Her one woman, self-written play, It Hasn’t Happened Yet is about fellow wheelchair user, Alex Saunders as she attempts to enter the funny-ha ha world of stand-up (or, in her case, sit down) comedy.
The play starts off in the dressing room of the Royal Albert Hall during the final of a national comedy competition. Alex's inner voice is personified by a look-alike puppet with a habit of putting her down.The people she meets at the theatre or elsewhere are depicted with non uniform voices and equally different opinions expressed by voiceovers.
The key question that the play poses is whether you can be disabled, laugh at yourself and make the outside world laugh, too. There is never a truer word said in the saying: “Laugh and the world laughs with you: weep and you weep alone.” Carr certainly gets me laughing – and a fair chunk of the audience, too.

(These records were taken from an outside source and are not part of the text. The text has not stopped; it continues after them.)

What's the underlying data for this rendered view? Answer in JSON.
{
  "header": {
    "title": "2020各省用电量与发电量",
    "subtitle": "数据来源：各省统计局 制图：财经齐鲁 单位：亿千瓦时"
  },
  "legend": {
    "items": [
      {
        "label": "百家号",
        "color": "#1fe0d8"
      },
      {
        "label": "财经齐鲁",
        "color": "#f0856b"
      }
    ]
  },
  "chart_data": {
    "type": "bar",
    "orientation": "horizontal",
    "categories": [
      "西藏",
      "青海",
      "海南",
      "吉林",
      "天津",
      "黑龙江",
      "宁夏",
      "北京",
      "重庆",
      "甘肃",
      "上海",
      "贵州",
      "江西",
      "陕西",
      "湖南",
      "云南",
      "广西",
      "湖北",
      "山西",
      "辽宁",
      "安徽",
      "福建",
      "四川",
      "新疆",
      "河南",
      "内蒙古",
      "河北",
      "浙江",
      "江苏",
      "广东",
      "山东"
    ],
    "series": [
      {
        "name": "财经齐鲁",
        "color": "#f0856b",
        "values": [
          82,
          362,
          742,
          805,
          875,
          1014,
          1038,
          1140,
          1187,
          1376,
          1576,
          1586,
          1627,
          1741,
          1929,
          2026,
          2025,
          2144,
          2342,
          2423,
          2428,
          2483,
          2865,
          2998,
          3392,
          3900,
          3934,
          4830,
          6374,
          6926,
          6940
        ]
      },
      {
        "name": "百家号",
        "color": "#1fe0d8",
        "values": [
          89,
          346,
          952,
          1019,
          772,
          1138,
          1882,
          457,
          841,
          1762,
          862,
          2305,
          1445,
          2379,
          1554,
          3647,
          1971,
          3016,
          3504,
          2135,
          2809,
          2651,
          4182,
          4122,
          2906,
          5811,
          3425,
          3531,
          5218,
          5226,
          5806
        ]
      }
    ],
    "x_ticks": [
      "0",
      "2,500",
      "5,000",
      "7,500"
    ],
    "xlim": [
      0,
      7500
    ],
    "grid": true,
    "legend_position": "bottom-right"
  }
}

We follow her from failure to comedy school to the Funny factor final. Waiting in her dressing room for the big moment, Alex is obviously nervous and this is not unfounded for she is faced by a compere who hates the idea of a disabled woman trying to be funny. Whatever his opinion, I like her humour. Her jokes about fish are rewarded by spontaneous laughter and applause. “What is the difference between a piano and a fish?” Answer:”You can tune a piano but you can’t tuna fish!”
Neither her character, Alex Saunders nor Liz Carr herself, let disability prevent them from doing whatever they want. Carr is more than a one trick pony. Not only an actor, writer, and stand-up comedienne, she is also a broadcaster on disability issues with Radio 4.
The world can be anyone’s oyster, wheelchair bound or not. But it takes guts to get it.